Activist Saket Gokhale on Monday said the Ministry of Home Affairs told him that it had no information about a “tukde-tukde gang” in India. Gokhale had filed a Right to Information query on the matter.
Bharatiya Janata Party leaders often accuse their opponents and dissidents of being members of a “tukde tukde” gang, or a group of people trying to divide India. The BJP started using the phrase after anti-government protests at Jawaharlal Nehru University in New Delhi in 2016. Responding to the government’s reply, Gokhale said it proved that the gang was merely a figment of Home Minister Amit Shah’s imagination.
Gokhale added that he would urge the Election Commission of India to take cognisance of Shah’s use of the term in political speeches. “Home Minister Amit Shah must explain why he used this term in a rally or he should apologise publicly for lying to the people and misleading them,” the activist added.
On January 6, Minister of External Affairs S Jaishankar had said there was no “tukde tukde gang” at Jawaharlal Nehru University when he was a student there.
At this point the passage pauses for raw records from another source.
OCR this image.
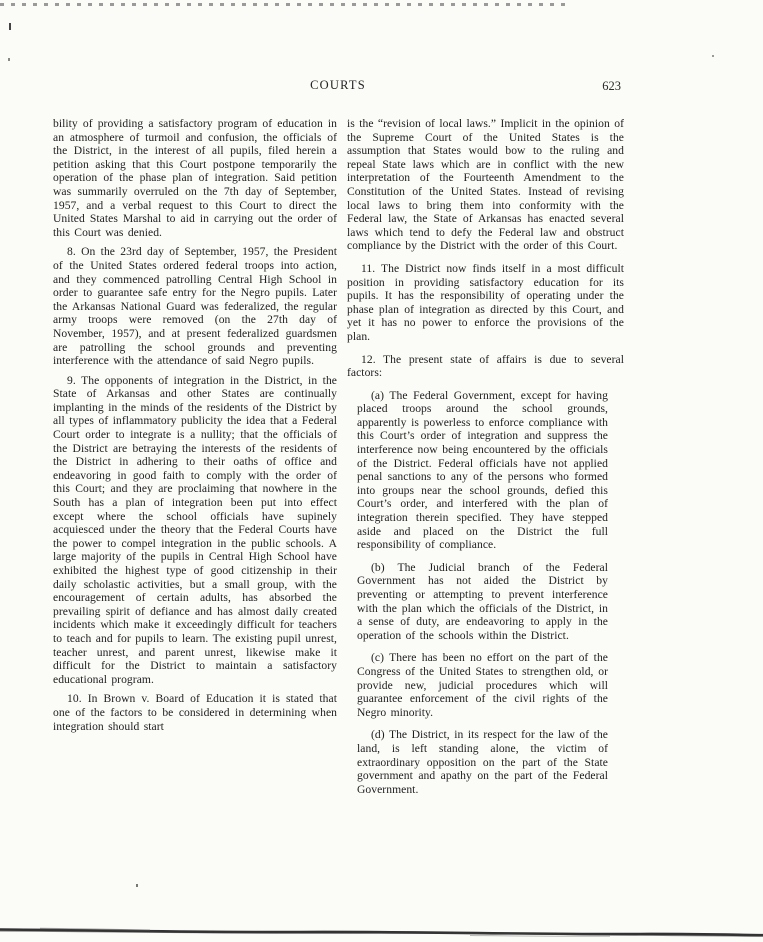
COURTS	623

bility of providing a satisfactory program of education in an atmosphere of turmoil and confusion, the officials of the District, in the interest of all pupils, filed herein a petition asking that this Court postpone temporarily the operation of the phase plan of integration. Said petition was summarily overruled on the 7th day of September, 1957, and a verbal request to this Court to direct the United States Marshal to aid in carrying out the order of this Court was denied.

8. On the 23rd day of September, 1957, the President of the United States ordered federal troops into action, and they commenced patrolling Central High School in order to guarantee safe entry for the Negro pupils. Later the Arkansas National Guard was federalized, the regular army troops were removed (on the 27th day of November, 1957), and at present federalized guardsmen are patrolling the school grounds and preventing interference with the attendance of said Negro pupils.

9. The opponents of integration in the District, in the State of Arkansas and other States are continually implanting in the minds of the residents of the District by all types of inflammatory publicity the idea that a Federal Court order to integrate is a nullity; that the officials of the District are betraying the interests of the residents of the District in adhering to their oaths of office and endeavoring in good faith to comply with the order of this Court; and they are proclaiming that nowhere in the South has a plan of integration been put into effect except where the school officials have supinely acquiesced under the theory that the Federal Courts have the power to compel integration in the public schools. A large majority of the pupils in Central High School have exhibited the highest type of good citizenship in their daily scholastic activities, but a small group, with the encouragement of certain adults, has absorbed the prevailing spirit of defiance and has almost daily created incidents which make it exceedingly difficult for teachers to teach and for pupils to learn. The existing pupil unrest, teacher unrest, and parent unrest, likewise make it difficult for the District to maintain a satisfactory educational program.

10. In Brown v. Board of Education it is stated that one of the factors to be considered in determining when integration should start

is the “revision of local laws.” Implicit in the opinion of the Supreme Court of the United States is the assumption that States would bow to the ruling and repeal State laws which are in conflict with the new interpretation of the Fourteenth Amendment to the Constitution of the United States. Instead of revising local laws to bring them into conformity with the Federal law, the State of Arkansas has enacted several laws which tend to defy the Federal law and obstruct compliance by the District with the order of this Court.

11. The District now finds itself in a most difficult position in providing satisfactory education for its pupils. It has the responsibility of operating under the phase plan of integration as directed by this Court, and yet it has no power to enforce the provisions of the plan.

12. The present state of affairs is due to several factors:

(a) The Federal Government, except for having placed troops around the school grounds, apparently is powerless to enforce compliance with this Court’s order of integration and suppress the interference now being encountered by the officials of the District. Federal officials have not applied penal sanctions to any of the persons who formed into groups near the school grounds, defied this Court’s order, and interfered with the plan of integration therein specified. They have stepped aside and placed on the District the full responsibility of compliance.

(b) The Judicial branch of the Federal Government has not aided the District by preventing or attempting to prevent interference with the plan which the officials of the District, in a sense of duty, are endeavoring to apply in the operation of the schools within the District.

(c) There has been no effort on the part of the Congress of the United States to strengthen old, or provide new, judicial procedures which will guarantee enforcement of the civil rights of the Negro minority.

(d) The District, in its respect for the law of the land, is left standing alone, the victim of extraordinary opposition on the part of the State government and apathy on the part of the Federal Government.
Jaishankar made the comment at a book launch in New Delhi, a day after a masked mob attacked the university’s students and teachers, injuring at least 34.
At a rally in Delhi on December 26, Amit Shah had blamed the Congress and the “tukde-tukde gang” for the nationwide protests against the Citizenship Amendment Act.
The Citizenship Amendment Act, approved by Parliament on December 11, provides citizenship to refugees from six minority religious communities from Bangladesh, Afghanistan and Pakistan. However, Muslims are excluded.